'Morandi in colors II' by Anne-Lise Coste is one of several still lifes at Susanne Hilberry Gallery. (Susanne Hilberry Gallery)
French artist Anne-Lise Coste is perhaps best known for using words as art, airbrushing questions and slogans in childish block letters. These are text-based compositions that the Italian art magazine Mousse found filled with, in an apt phrase, both “severity and airiness.”
In 2013, however, the painter filled a show at New York’s Eleven Rivington gallery with studies, most black and white, of details from Picasso’s “Guernica,” an interesting turn toward the mythic and profound.
“Anne-Lise Coste” at Ferndale’s Susanne Hilberry Gallery gives us something mellower, a show that’s dominated by still lifes of bottles — simply rendered vessels that, indeed, could well have stepped out of a Picasso or a Matisse. The show runs through Aug. 9.
The bottles come in both black and white and a rainbow of soft colors. The former are interesting, if a bit intellectual. But the latter? They’re complete and utter knock-outs, throbbing with power and, surprisingly, emotion.
Like a child, Coste typically colors outside the lines, as with “Morandi in colors II,” and as a result, the vessels rendered in warm tones glow like they’re catching the late-afternoon sun. They’re irresistible.
Much like her “Guernica” studies, these paintings are also an homage, this time to the Italian still life master, Giorgio Morandi (1890-1964). But where Morandi’s detailed vessels came in a wide variety of styles, Coste’s are mostly all alike — simple, slim, tapering and narrow.
The show at Hilberry isn’t all “Morandis,” however.
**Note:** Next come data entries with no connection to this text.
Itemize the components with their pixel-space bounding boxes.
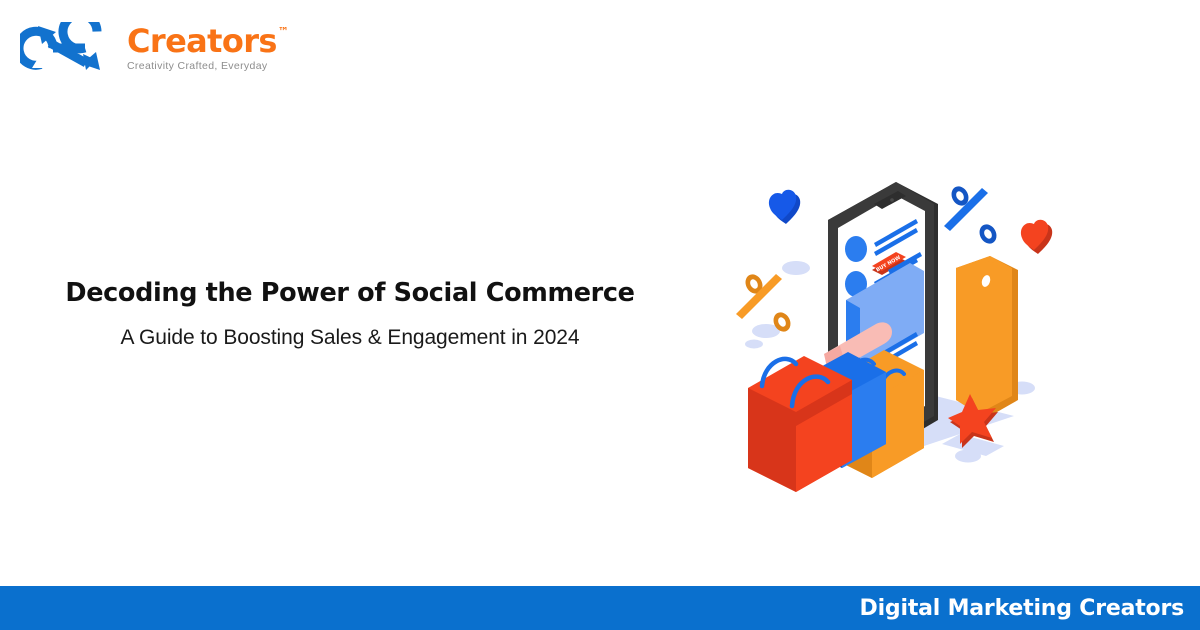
dot-ellipse-icon [955,450,981,463]
social-commerce-banner: Creators ™ Creativity Crafted, Everyday … [0,0,1200,630]
heart-icon [1021,220,1052,254]
price-tag-icon [956,256,1018,416]
brand-name: Creators [127,25,277,57]
shopping-bags-icon [748,350,924,492]
social-commerce-isometric-illustration: BUY NOW BUY NOW [728,148,1068,498]
heart-icon [769,190,800,224]
brand-logo[interactable]: Creators ™ Creativity Crafted, Everyday [20,22,289,74]
page-subtitle: A Guide to Boosting Sales & Engagement i… [121,326,580,350]
page-title: Decoding the Power of Social Commerce [65,278,634,308]
brand-tagline: Creativity Crafted, Everyday [127,60,289,72]
percent-icon [944,183,1000,246]
infinity-arrows-icon [20,22,118,74]
footer-bar: Digital Marketing Creators [0,586,1200,630]
brand-wordmark: Creators ™ Creativity Crafted, Everyday [127,25,289,72]
dot-ellipse-icon [745,340,763,349]
trademark-symbol: ™ [278,26,289,37]
footer-label: Digital Marketing Creators [860,596,1200,621]
avatar [845,236,867,262]
dot-ellipse-icon [782,261,810,275]
hero-text-block: Decoding the Power of Social Commerce A … [0,278,700,350]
There are four of Coste’s text compositions, one of which reads, in her typically disjointed fashion, “Disappointed again? Feel falling apart? Refusing to grow up?”
There are also abstracts in the show, some quite large. The three in the “Elle” series are particularly cool, and with their layers of jumbled letters and lines, a world away from the warmth and tranquility of those bottles.